Misschien vraag je jezelf wel af: ‘Waarom niet direct in JPEG fotograferen, als je een RAW foto uiteindelijk toch gaat omzetten naar een JPEG?’ Als de situatie zodanig is dat je de foto moet oplichten, dan is RAW absoluut in het voordeel. Het eindresultaat ziet er al gauw een stuk natuurlijker uit dan bij een opgelichte JPEG foto. Puur vanwege de extra beeldinformatie die RAW bevat. RAW bevat 12 of 14 bits informatie, terwijl een JPEG 8 bits bevat. 

Daarnaast is RAW een ongecomprimeerd bestand, terwijl JPEG een gecomprimeerd bestand is. De info is als het ware een stuk samengeperst. Dat gaat al gauw ten koste van beeldkwaliteit. Bij een ongecomprimeerd bestand is er geen dataverlies bij het open en sluiten van het bestand. RAW en TIFF zijn bijvoorbeeld ongecomprimeerde bestandsformaten. 

Elke keer als een JPEG wordt geopend en weer opgeslagen in JPEG formaat, is er een stukje dataverlies en dus kwaliteitsverlies. Dit geldt echter niet bij bewerking in Lightroom, omdat daar de foto niet tussentijds wordt opgeslagen, maar pas bij de finale export. Iets wat vaak over het hoofd wordt gezien!
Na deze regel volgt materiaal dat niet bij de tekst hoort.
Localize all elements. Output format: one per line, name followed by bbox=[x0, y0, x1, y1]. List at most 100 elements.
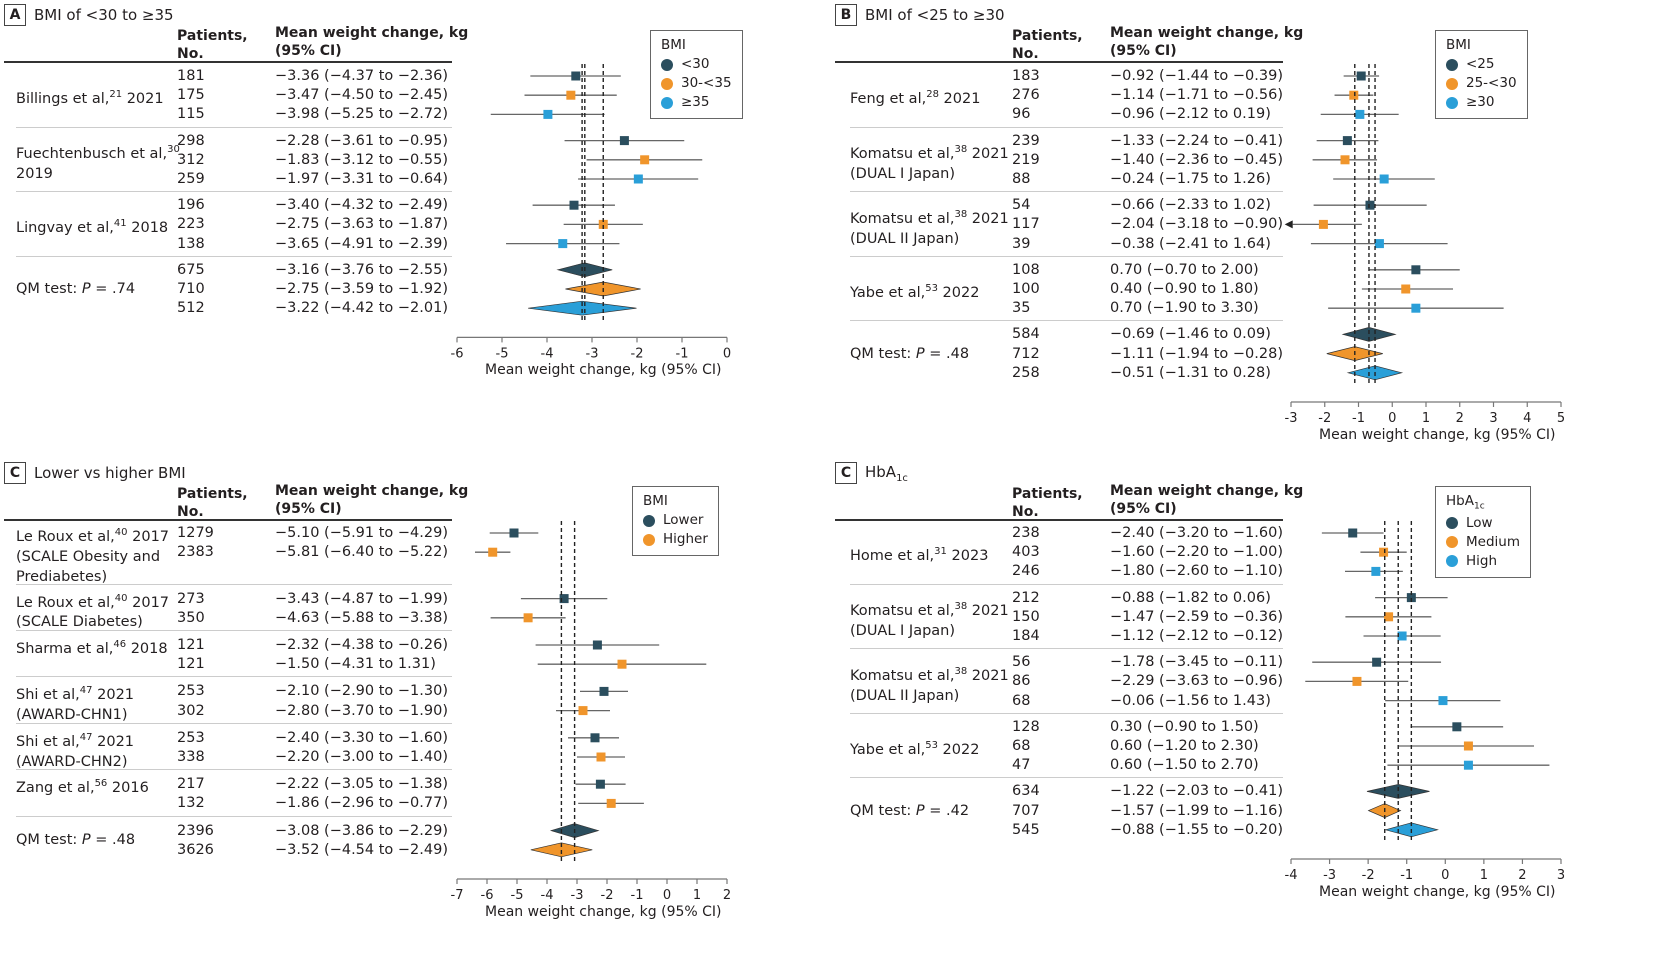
mean-change-ci: −2.22 (−3.05 to −1.38) bbox=[275, 776, 449, 793]
point-estimate-marker bbox=[595, 779, 605, 789]
mean-change-ci: −3.16 (−3.76 to −2.55) bbox=[275, 261, 449, 278]
header-patients-line2: No. bbox=[1012, 46, 1039, 62]
study-label: Le Roux et al,40 2017 (SCALE Obesity and … bbox=[16, 523, 169, 587]
forest-panel-c-2: C Lower vs higher BMI Patients, No. Mean wei… bbox=[0, 458, 830, 920]
header-mean-line1: Mean weight change, kg bbox=[1110, 25, 1304, 41]
study-ref: 30 bbox=[167, 144, 180, 156]
mean-change-ci: −1.60 (−2.20 to −1.00) bbox=[1110, 544, 1284, 561]
mean-change-ci: −2.20 (−3.00 to −1.40) bbox=[275, 749, 449, 765]
block-separator bbox=[16, 769, 452, 771]
x-axis-label: Mean weight change, kg (95% CI) bbox=[1319, 884, 1556, 900]
mean-change-ci: −4.63 (−5.88 to −3.38) bbox=[275, 609, 449, 626]
mean-change-ci: −1.14 (−1.71 to −0.56) bbox=[1110, 87, 1284, 104]
patients-count: 710 bbox=[177, 281, 205, 297]
patients-count: 259 bbox=[177, 171, 205, 187]
patients-count: 246 bbox=[1012, 563, 1040, 580]
mean-change-ci: −1.97 (−3.31 to −0.64) bbox=[275, 171, 449, 187]
x-tick-label: -3 bbox=[586, 346, 599, 361]
legend-title: BMI bbox=[661, 37, 732, 53]
legend-marker-icon bbox=[1446, 96, 1458, 109]
block-separator bbox=[16, 191, 452, 193]
block-separator bbox=[16, 630, 452, 631]
panel-letter-box: C bbox=[4, 462, 26, 484]
mean-change-ci: 0.60 (−1.50 to 2.70) bbox=[1110, 757, 1259, 774]
point-estimate-marker bbox=[1463, 741, 1473, 751]
point-estimate-marker bbox=[1340, 155, 1350, 165]
legend-title-text: HbA bbox=[1446, 493, 1474, 509]
study-detail: 2019 bbox=[16, 166, 53, 183]
patients-count: 115 bbox=[177, 106, 205, 123]
study-author: Komatsu et al, bbox=[850, 603, 955, 620]
study-author: Feng et al, bbox=[850, 91, 927, 108]
study-label: Komatsu et al,38 2021 (DUAL I Japan) bbox=[850, 140, 1009, 184]
patients-count: 138 bbox=[177, 235, 205, 252]
x-tick-label: -2 bbox=[1318, 411, 1331, 426]
legend-item-label: Lower bbox=[663, 512, 704, 528]
point-estimate-marker bbox=[1379, 547, 1389, 557]
mean-change-ci: −0.69 (−1.46 to 0.09) bbox=[1110, 326, 1271, 343]
mean-change-ci: −5.81 (−6.40 to −5.22) bbox=[275, 544, 449, 561]
patients-count: 238 bbox=[1012, 525, 1040, 541]
x-tick-label: -5 bbox=[511, 888, 524, 903]
patients-count: 96 bbox=[1012, 106, 1031, 123]
patients-count: 258 bbox=[1012, 364, 1040, 381]
mean-change-ci: −3.36 (−4.37 to −2.36) bbox=[275, 68, 449, 84]
legend-item-label: Higher bbox=[663, 531, 708, 547]
mean-change-ci: −3.43 (−4.87 to −1.99) bbox=[275, 590, 449, 607]
mean-change-ci: −1.78 (−3.45 to −0.11) bbox=[1110, 654, 1284, 671]
patients-count: 183 bbox=[1012, 68, 1040, 84]
x-tick-label: 1 bbox=[1422, 411, 1430, 426]
qm-prefix: QM test: bbox=[16, 832, 82, 849]
mean-change-ci: −3.40 (−4.32 to −2.49) bbox=[275, 197, 449, 214]
legend: BMI Lower Higher bbox=[632, 486, 719, 556]
point-estimate-marker bbox=[523, 613, 533, 623]
legend-item: <25 bbox=[1446, 55, 1517, 74]
study-label: Yabe et al,53 2022 bbox=[850, 736, 979, 760]
patients-count: 88 bbox=[1012, 171, 1031, 187]
point-estimate-marker bbox=[606, 798, 616, 808]
point-estimate-marker bbox=[1372, 657, 1382, 667]
legend-title: BMI bbox=[1446, 37, 1517, 53]
x-tick-label: 2 bbox=[723, 888, 731, 903]
point-estimate-marker bbox=[1342, 136, 1352, 146]
point-estimate-marker bbox=[1356, 71, 1366, 81]
mean-change-ci: −0.66 (−2.33 to 1.02) bbox=[1110, 197, 1271, 214]
point-estimate-marker bbox=[1352, 676, 1362, 686]
point-estimate-marker bbox=[1348, 528, 1358, 538]
study-label: Fuechtenbusch et al,30 2019 bbox=[16, 140, 180, 184]
legend-item-label: ≥30 bbox=[1466, 94, 1495, 110]
study-year: 2021 bbox=[122, 91, 164, 108]
legend-item: Medium bbox=[1446, 533, 1520, 552]
mean-change-ci: −1.22 (−2.03 to −0.41) bbox=[1110, 783, 1284, 800]
point-estimate-marker bbox=[599, 686, 609, 696]
study-label: Lingvay et al,41 2018 bbox=[16, 214, 168, 238]
study-year: 2017 bbox=[127, 528, 170, 545]
panel-title: BMI of <30 to ≥35 bbox=[34, 6, 174, 24]
header-mean-line1: Mean weight change, kg bbox=[275, 25, 469, 41]
mean-change-ci: −2.29 (−3.63 to −0.96) bbox=[1110, 673, 1284, 690]
legend-title: BMI bbox=[643, 493, 708, 509]
patients-count: 239 bbox=[1012, 132, 1040, 149]
patients-count: 545 bbox=[1012, 821, 1040, 838]
mean-change-ci: −3.65 (−4.91 to −2.39) bbox=[275, 235, 449, 252]
study-detail: (DUAL II Japan) bbox=[850, 230, 960, 247]
panel-letter-box: C bbox=[835, 462, 857, 484]
legend-item-label: 25-<30 bbox=[1466, 75, 1517, 91]
point-estimate-marker bbox=[509, 528, 519, 538]
qm-p: P bbox=[81, 281, 91, 297]
point-estimate-marker bbox=[1365, 200, 1375, 210]
patients-count: 403 bbox=[1012, 544, 1040, 561]
x-tick-label: 3 bbox=[1489, 411, 1497, 426]
mean-change-ci: −5.10 (−5.91 to −4.29) bbox=[275, 525, 449, 541]
point-estimate-marker bbox=[1401, 284, 1411, 294]
study-year: 2021 bbox=[967, 146, 1009, 163]
point-estimate-marker bbox=[619, 136, 629, 146]
header-patients-line2: No. bbox=[177, 504, 204, 520]
x-tick-label: -2 bbox=[601, 888, 614, 903]
summary-diamond bbox=[528, 300, 637, 316]
forest-plot-area: -3 -2 -1 0 1 2 3 4 5 bbox=[1285, 64, 1565, 426]
legend: HbA1c Low Medium High bbox=[1435, 486, 1531, 578]
study-ref: 21 bbox=[109, 89, 123, 101]
legend-marker-icon bbox=[661, 96, 673, 109]
legend-marker-icon bbox=[643, 533, 655, 546]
Controle over de witbalans

Wanneer je te maken hebt met lastige lichtomstandigheden, zoals bijvoorbeeld met verschillende lichtbronnen (daglicht/lamplicht), kun je een handmatige witbalansmeting doen. Hiermee stel je de camera in op een optimale witbalans voor die specifieke situatie. Dit doe je (meestal, maar check even je handleiding) door de camera op een wit stuk papier te richten, met alle lichtbronnen ‘aan’. Op die manier kun je de juiste kleurtemperatuur instellen. 
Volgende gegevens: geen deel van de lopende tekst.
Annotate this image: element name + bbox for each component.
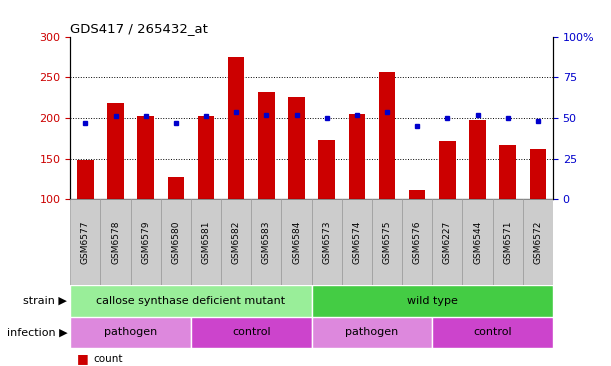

Dit is in het bijzonder erg zinvol wanneer je fotografeert in JPEG, omdat je daarmee voorkomt dat er achteraf een kleurcorrectie gedaan moet worden Als er al iets aan te passen valt. Fotografeer je daarentegen in RAW, dan heb je achteraf nog de volledige ruimte om elke willekeurige witbalans of kleurtemperatuur in te stellen.
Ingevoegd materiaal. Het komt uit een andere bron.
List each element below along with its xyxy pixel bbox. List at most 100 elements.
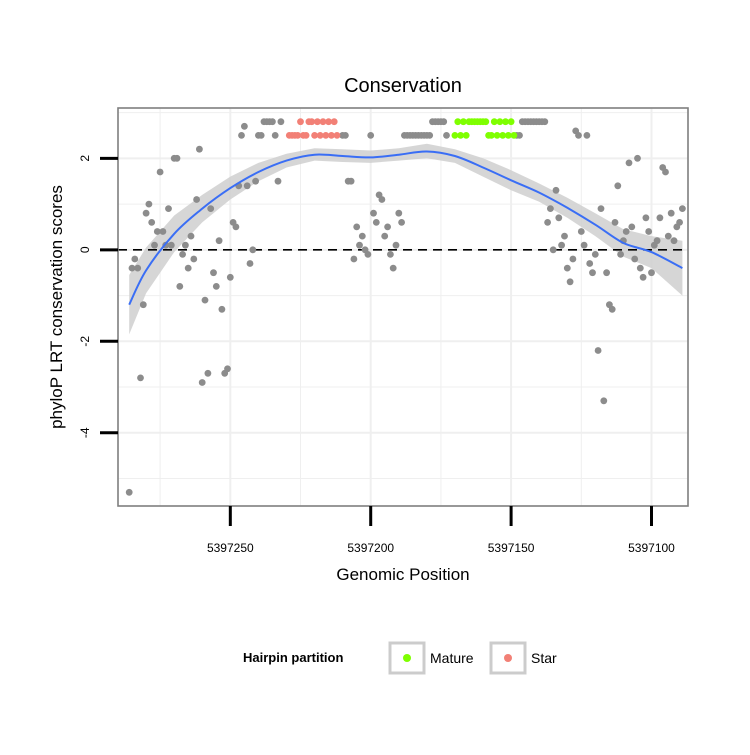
data-point-mature <box>451 132 459 139</box>
data-point <box>625 159 633 167</box>
data-point <box>187 232 195 240</box>
data-point <box>662 168 669 176</box>
data-point <box>207 205 215 213</box>
y-tick-label: -2 <box>78 336 92 347</box>
data-point <box>159 228 167 235</box>
data-point <box>125 488 133 496</box>
data-point <box>566 278 574 286</box>
data-point <box>440 118 448 126</box>
x-axis-title: Genomic Position <box>336 565 469 584</box>
data-points <box>125 118 686 496</box>
data-point <box>350 255 358 263</box>
data-point <box>589 269 596 277</box>
data-point <box>342 132 349 139</box>
data-point <box>151 241 158 249</box>
data-point <box>608 305 616 313</box>
data-point <box>257 132 265 139</box>
data-point <box>218 305 226 313</box>
data-point-mature <box>482 118 490 126</box>
data-point-mature <box>454 118 462 126</box>
y-tick-label: 0 <box>78 246 92 253</box>
data-point-star <box>311 132 318 139</box>
data-point <box>274 177 282 185</box>
data-point <box>563 264 571 272</box>
data-point <box>569 255 577 263</box>
data-point <box>614 182 622 190</box>
data-point-star <box>328 132 335 139</box>
data-point <box>395 209 403 217</box>
data-point <box>591 251 599 258</box>
data-point <box>358 232 366 240</box>
data-point <box>426 132 434 139</box>
x-tick-label: 5397200 <box>347 541 394 555</box>
data-point <box>594 347 602 354</box>
data-point <box>381 232 389 240</box>
data-point-star <box>314 118 321 126</box>
data-point <box>210 269 217 277</box>
data-point-mature <box>499 132 507 139</box>
data-point <box>558 241 565 249</box>
data-point-mature <box>504 132 512 139</box>
data-point <box>131 255 139 263</box>
data-point <box>392 241 400 249</box>
data-point <box>145 200 153 208</box>
data-point <box>603 269 610 277</box>
data-point <box>241 122 248 130</box>
data-point <box>664 232 672 240</box>
data-point-star <box>325 118 332 126</box>
data-point <box>165 205 172 213</box>
data-point <box>648 269 655 277</box>
grid <box>118 108 688 506</box>
data-point <box>153 228 161 235</box>
data-point <box>516 132 523 139</box>
y-tick-label: -4 <box>78 427 92 438</box>
data-point <box>670 237 678 245</box>
data-point-star <box>322 132 330 139</box>
data-point <box>347 177 355 185</box>
data-point <box>597 205 605 213</box>
data-point <box>544 219 551 226</box>
data-point-mature <box>460 118 467 126</box>
data-point <box>148 219 156 226</box>
data-point <box>269 118 276 126</box>
data-point-mature <box>496 118 504 126</box>
data-point <box>249 246 257 254</box>
data-point <box>204 369 212 377</box>
data-point <box>617 251 624 258</box>
data-point <box>243 182 251 190</box>
data-point <box>193 196 201 203</box>
data-point <box>676 219 683 226</box>
data-point <box>443 132 450 139</box>
y-tick-label: 2 <box>78 155 92 162</box>
data-point <box>232 223 240 231</box>
data-point <box>653 237 661 245</box>
y-axis-title: phyloP LRT conservation scores <box>47 185 66 429</box>
data-point-star <box>330 118 338 126</box>
data-point <box>389 264 397 272</box>
data-point <box>246 260 254 267</box>
data-point-star <box>294 132 302 139</box>
data-point <box>541 118 549 126</box>
panel-border <box>117 107 689 507</box>
data-point <box>667 209 675 217</box>
data-point <box>575 132 582 139</box>
data-point <box>173 154 181 162</box>
data-point <box>212 283 220 290</box>
data-point <box>628 223 636 231</box>
data-point <box>356 241 363 249</box>
data-point <box>549 246 557 254</box>
data-point-mature <box>493 132 501 139</box>
legend-marker-star <box>504 654 512 662</box>
data-point <box>128 264 136 272</box>
data-point <box>134 264 142 272</box>
data-point <box>252 177 259 185</box>
data-point <box>577 228 585 235</box>
data-point-star <box>316 132 324 139</box>
data-point-mature <box>490 118 498 126</box>
data-point <box>201 296 209 304</box>
data-point-mature <box>457 132 464 139</box>
data-point <box>552 186 560 194</box>
data-point <box>631 255 639 263</box>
Moet ik nu in RAW fotograferen?

Persoonlijk fotografeer ik praktisch altijd in RAW. Alleen wanneer ik twijfel of ik tijd en zin heb om de beelden na te bewerken (hoewel dat met Lightroom een fluitje van een cent is) kies ik gemakshalve voor de optie RAW+JPEG. Fotografeer ik in opdracht, of komen de foto’s op een andere manier naar buiten, dan is het voor mij zonder twijfel altijd RAW. De keuze is voor iedereen weer anders. Er is geen harde richtlijn. De keuze is aan jou!